An economist says the high dairy prices at Fonterra's latest global dairy auction suggests that there will be good revenue coming from the dairy sector over the next 12 months.
The Global Dairy Trade Weighted Index, which covers a range of 30 products, fell 2.4% with an average selling price of $US4847 a tonne.
It's the first fall since June, and is off the back of very high dairy prices. The average winning price in the latest auction is almost three quarters higher than it was this time last year.
The volumes traded rose nearly 60% to more than 60,587 tonnes.
Bank of New Zealand economist Doug Steel says while he will be watching for any impact of Fonterra's contamination scare in the longer term, from the latest auction result there's no sign that the market has been spooked.
He says prices for whole milk powder have strengthened in the longer term, which he says is important particularly for November through to February contracts when the bulk of New Zealand milk is made.
"The fact we're going to get good prices for the bulk of New Zealand's dairy output over the coming 12 months is very good news."

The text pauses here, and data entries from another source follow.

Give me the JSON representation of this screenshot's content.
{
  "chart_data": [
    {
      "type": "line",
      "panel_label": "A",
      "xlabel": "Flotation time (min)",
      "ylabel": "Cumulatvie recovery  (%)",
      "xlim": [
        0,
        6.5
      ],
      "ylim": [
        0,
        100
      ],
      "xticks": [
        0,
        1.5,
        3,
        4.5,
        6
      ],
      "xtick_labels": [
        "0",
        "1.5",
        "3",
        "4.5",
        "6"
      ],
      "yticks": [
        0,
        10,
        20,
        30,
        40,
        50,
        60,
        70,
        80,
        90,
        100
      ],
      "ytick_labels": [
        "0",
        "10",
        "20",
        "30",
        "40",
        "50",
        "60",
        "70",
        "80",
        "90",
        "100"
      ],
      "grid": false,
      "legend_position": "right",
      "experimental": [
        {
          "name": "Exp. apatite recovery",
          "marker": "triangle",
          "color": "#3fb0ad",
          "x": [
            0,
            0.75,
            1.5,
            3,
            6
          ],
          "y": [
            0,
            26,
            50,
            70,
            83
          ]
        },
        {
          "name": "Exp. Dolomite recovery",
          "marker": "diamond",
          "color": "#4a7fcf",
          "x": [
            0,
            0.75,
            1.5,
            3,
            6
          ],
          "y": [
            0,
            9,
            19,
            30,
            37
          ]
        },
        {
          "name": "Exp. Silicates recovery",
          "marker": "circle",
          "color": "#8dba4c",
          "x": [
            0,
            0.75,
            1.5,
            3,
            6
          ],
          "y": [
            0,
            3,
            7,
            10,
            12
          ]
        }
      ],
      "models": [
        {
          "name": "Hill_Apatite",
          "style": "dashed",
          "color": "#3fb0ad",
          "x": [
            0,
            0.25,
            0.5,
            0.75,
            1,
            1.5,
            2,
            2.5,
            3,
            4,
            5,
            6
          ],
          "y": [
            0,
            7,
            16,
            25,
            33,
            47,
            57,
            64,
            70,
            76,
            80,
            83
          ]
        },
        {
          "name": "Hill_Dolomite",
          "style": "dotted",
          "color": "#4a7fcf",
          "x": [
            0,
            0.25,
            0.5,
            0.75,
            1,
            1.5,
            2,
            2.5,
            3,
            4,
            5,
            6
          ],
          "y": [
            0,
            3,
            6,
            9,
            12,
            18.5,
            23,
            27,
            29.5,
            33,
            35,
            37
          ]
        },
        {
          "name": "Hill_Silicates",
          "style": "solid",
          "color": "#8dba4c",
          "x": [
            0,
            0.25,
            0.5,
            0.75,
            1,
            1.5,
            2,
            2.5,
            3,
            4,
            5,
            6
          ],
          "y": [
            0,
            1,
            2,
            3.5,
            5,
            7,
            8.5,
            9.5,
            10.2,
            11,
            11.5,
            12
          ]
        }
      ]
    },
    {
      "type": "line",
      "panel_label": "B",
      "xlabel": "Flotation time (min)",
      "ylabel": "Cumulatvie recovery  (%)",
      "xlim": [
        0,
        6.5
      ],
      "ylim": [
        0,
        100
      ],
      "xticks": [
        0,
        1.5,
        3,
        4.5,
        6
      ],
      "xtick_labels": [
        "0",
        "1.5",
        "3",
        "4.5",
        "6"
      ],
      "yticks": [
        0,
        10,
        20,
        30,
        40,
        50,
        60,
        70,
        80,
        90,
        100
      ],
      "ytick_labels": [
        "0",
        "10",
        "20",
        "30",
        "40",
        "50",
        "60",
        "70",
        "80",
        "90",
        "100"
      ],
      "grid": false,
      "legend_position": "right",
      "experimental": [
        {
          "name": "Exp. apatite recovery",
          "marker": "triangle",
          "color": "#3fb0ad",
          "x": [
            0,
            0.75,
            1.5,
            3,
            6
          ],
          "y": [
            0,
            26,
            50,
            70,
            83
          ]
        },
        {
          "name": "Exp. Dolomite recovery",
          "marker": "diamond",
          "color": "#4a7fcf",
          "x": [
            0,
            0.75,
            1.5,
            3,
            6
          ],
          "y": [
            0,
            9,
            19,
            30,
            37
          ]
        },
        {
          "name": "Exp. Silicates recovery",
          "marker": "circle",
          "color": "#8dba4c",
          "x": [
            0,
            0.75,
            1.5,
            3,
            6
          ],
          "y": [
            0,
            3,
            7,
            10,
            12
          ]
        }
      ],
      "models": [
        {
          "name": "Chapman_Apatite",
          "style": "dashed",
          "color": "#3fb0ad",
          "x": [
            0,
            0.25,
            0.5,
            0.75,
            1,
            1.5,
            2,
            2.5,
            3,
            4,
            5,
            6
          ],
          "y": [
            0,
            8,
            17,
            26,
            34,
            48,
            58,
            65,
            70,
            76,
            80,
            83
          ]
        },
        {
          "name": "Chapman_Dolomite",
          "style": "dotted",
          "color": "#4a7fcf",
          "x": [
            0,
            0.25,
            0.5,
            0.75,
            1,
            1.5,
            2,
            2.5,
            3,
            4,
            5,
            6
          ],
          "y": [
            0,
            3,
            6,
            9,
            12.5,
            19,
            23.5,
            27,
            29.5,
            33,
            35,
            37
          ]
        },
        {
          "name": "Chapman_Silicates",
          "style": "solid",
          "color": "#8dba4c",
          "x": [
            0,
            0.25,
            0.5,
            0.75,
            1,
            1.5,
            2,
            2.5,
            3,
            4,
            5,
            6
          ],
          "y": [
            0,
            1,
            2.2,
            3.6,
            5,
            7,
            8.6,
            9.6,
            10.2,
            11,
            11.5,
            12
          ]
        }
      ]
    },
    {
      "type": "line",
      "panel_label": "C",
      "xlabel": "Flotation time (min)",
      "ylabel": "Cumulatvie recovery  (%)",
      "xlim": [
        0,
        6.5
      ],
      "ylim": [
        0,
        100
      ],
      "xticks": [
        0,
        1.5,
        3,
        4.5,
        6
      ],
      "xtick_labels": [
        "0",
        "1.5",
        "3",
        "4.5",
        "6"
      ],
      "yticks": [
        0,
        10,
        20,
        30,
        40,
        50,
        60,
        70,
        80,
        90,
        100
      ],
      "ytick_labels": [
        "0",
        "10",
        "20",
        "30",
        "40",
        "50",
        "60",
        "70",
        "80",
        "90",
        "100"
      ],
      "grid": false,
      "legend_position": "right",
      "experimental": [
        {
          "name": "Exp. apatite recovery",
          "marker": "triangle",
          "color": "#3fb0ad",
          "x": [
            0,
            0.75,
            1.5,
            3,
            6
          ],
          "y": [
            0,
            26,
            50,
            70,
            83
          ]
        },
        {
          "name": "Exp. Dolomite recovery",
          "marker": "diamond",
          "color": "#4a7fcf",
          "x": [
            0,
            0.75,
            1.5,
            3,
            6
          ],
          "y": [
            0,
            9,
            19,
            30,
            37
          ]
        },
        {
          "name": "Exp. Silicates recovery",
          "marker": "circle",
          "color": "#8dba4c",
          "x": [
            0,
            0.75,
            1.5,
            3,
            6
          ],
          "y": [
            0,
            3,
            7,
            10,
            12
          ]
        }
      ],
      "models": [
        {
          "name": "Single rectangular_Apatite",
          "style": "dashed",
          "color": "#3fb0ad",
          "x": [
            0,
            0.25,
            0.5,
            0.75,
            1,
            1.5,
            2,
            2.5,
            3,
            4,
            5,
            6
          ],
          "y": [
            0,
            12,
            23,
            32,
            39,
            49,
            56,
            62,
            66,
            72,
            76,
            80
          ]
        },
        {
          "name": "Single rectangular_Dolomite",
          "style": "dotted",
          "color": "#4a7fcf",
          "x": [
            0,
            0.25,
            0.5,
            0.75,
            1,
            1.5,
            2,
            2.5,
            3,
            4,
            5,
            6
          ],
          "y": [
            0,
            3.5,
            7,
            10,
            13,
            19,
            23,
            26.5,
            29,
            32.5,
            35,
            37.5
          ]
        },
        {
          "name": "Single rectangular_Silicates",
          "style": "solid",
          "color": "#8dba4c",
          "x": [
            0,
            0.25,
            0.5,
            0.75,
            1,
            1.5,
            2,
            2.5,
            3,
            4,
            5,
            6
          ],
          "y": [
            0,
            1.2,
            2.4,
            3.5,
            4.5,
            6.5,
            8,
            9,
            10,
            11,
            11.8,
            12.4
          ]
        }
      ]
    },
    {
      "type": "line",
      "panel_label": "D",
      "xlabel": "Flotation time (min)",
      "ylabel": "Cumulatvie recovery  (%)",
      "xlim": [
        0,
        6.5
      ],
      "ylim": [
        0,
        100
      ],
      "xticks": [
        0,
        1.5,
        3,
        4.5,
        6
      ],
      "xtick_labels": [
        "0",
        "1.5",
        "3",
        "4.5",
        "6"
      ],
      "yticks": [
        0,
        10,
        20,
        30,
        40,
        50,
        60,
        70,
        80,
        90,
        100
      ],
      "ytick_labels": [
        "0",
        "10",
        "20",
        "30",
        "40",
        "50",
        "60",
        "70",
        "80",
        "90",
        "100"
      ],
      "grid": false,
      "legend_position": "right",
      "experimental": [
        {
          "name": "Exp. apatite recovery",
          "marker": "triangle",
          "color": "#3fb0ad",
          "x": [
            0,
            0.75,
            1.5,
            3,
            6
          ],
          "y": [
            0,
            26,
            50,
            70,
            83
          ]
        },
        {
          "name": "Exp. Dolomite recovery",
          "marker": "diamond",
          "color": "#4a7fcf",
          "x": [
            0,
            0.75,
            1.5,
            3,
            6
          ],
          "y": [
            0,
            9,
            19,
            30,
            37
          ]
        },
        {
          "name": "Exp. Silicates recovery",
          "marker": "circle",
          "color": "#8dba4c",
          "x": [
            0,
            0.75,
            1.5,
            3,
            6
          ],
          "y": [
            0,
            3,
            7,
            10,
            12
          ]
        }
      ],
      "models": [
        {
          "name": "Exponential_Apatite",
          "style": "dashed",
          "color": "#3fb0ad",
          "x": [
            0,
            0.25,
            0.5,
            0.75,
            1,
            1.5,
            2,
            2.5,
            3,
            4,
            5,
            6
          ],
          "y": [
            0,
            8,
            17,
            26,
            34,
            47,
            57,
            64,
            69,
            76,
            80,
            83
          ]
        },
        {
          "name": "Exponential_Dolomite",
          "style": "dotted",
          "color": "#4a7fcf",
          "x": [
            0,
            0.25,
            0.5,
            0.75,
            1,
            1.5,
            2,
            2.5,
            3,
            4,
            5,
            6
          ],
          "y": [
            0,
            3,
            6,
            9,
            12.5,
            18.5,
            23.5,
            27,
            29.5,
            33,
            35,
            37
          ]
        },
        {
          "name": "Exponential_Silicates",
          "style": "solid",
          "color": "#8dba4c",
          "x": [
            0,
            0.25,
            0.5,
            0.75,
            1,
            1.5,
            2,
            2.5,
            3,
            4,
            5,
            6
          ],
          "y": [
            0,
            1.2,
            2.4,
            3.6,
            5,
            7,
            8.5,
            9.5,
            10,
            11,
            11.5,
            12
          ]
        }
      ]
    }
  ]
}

Mr Steel says there are a number of factors which could have influenced the latest dairy prices.
Cheese has been stockpiled in the US and the outlook for US milk production is increasing because grain prices are coming down.
Mr Steel says these factors have seen milk prices in the US fall quite a way from the previous auction, which may be having a downward influence on prices.
He says a 2.4% change in overall milk prices between two periods is well within the norm for these milk auctions.